TV channels take up TDSAT landing page order issue with BARC, want action reversed

BARC, however, says, it will be compliant with the TDSAT ruling, unless someone further challenges the order

by Tasmayee Laha Roy
Published - Jun 8, 2019 8:15 AM Updated: Jun 8, 2019 8:15 AM
TDSAT

While Telecom Disputes Settlement and Appellate Tribunal’s (TDSAT) recent judgment on landing page was good news for some, many broadcasters detest the move that nullifies TRAI’s restraint on all broadcasters and distributors of TV channels from placing any registered TV channel on the landing page. Broadcasters have written a letter to BARC, requesting it to “reconsider and reinstate the appropriate moderation policies”.

Following TDSAT’s ruling, BARC India has notified they would include the ratings of channels placed on landing page in its weekly ratings data. The latest data put out by BARC shows CNN News 18 on the number one spot followed by Republic TV, Times Now, DD India and India Today Television. Most broadcasters feel this data from Week 22 is reflective of how broadcasters with deep pockets manipulate the ratings with huge investments on landing page.

If numbers provided by market sources are anything to go by, owning landing page across most big MSOs require investments to the tune of Rs 300 crore.

Some broadcasters consider this practice of rating regressive as it takes away the option of choice from viewers. 

“The use of landings to drive forced reach and engineer ratings will enable a back-door way of re-enacting the carriage menace that played out in the analog era. Landing is akin to buying placement on prime band during analog era and forcing reach, thereby manipulating ratings. It vitiates pure play required for unbiased measurement, thereby ultimately compromising creativity, entrepreneurship and democratisation of content promised by digitisation and digitalisation of the broadcast industry,” says Vikas Khanchandani, CEO, Republic TV.

According to Praveen Puttanna, Head, Legal & Channel Distribution, TV 9, once a channel appears on the landing page, 80 out of 100 people stick on to it for a time frame between 2 minutes and 15 minutes and this increases the channel’s viewership. “By putting your channel on landing page, you are forcefully making the viewer watch your channel and not letting the viewer choose. Channels that have good content but are not cash-rich are hence falling short on the ratings because they are losing on half the viewers to the landing page. BARC should make an amendment to this practice because it unfair in every way possible,” says Puttanna.

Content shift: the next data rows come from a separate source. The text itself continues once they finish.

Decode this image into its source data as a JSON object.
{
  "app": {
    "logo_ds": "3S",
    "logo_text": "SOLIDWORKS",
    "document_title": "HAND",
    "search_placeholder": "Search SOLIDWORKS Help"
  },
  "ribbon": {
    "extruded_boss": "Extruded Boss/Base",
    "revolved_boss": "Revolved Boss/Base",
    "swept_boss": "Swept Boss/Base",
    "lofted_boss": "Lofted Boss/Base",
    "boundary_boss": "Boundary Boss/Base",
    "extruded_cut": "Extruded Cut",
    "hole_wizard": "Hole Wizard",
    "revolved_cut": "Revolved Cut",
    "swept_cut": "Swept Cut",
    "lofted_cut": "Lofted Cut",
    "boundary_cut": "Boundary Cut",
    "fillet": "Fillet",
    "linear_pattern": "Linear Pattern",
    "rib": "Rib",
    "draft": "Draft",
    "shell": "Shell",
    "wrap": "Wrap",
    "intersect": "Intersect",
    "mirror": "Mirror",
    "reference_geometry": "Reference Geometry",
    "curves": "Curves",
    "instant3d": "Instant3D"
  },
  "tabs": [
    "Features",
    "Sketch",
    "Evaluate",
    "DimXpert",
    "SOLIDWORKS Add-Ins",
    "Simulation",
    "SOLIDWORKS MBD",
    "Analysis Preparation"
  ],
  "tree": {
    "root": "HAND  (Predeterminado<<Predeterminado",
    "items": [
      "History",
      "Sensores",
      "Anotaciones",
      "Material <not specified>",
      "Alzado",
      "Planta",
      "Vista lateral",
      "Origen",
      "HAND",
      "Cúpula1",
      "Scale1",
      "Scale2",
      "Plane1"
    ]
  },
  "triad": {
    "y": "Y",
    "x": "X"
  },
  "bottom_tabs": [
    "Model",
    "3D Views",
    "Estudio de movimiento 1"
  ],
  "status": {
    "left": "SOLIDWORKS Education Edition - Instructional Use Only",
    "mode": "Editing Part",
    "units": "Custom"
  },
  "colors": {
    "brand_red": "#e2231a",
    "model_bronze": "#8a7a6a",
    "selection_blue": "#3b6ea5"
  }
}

Puttanna’s thoughts are echoed by others. Vivek Parakh , COO at IBC, says, “Every time audience switches on the TV, a particular channel will be shown on the landing page. This will affect the psychology of the audience which may result into TOMA, i.e. top of the mind awareness, and longer exposure may result in change in the preference and liking of the audience.”

In the letter written to the CEO and the chairman of BARC, one of the broadcasters has mentioned, “We now understand that the TDSAT order dated 29th May 2019 has propelled BARC to dismantle the statistical bias corrections to neutralise landing channel reach. This has caused a sudden and abrupt gyration to the pecking order for English news genre. We wish to underline our considered view that this TDSAT order only sets aside the TRAI order of 3.12.2018 and hence cannot in anyway be seen as legitimising the landing channel abusive practices. To repeat, it only strikes down TRAI’s direction issued on 8.11.2017 seeking "to restrain broadcasters and distributors of television channels from placing any registered satellite channel on the landing Logical Channel Number (LCN) or Landing Channel or Boot up Screen".

In the letter, the broadcasters have termed this new methodology of rating as ‘Landing menace induced data corruption’. The letter thus requests BARC to reconsider and reinstate the appropriate moderation policies as that alone will ensure that BARC report on “what India is watching” bereft of any data bias.

BARC, however, has a different take on it.  

“Placing channels on landing page improves opportunity to view, and is a purely distribution level activity. As per the TDSAT ruling, distribution platform operators can effectively run landing page activity. Any viewing for a channel arising out of landing page will also be reported in the weekly data, and any changes in viewership, whether peaks or troughs, will reflect in the final output. BARC India will be compliant with the TDSAT ruling, unless someone further challenges the ruling. Being a responsible joint industry body,  our measurement system and processes have been guided by our Technical Committee, with the consensus and support of all stakeholders represented through their stakeholder bodies (IBF, ISA and AAAI),” said a BARC India spokesperson.

According to the Chairman of the Technical Committee of BARC, Shashi Sinha, who is also the CEO of IPG Mediabrands India, BARC doesn't have the capability to measure the impact or reduce the impact of landing pages.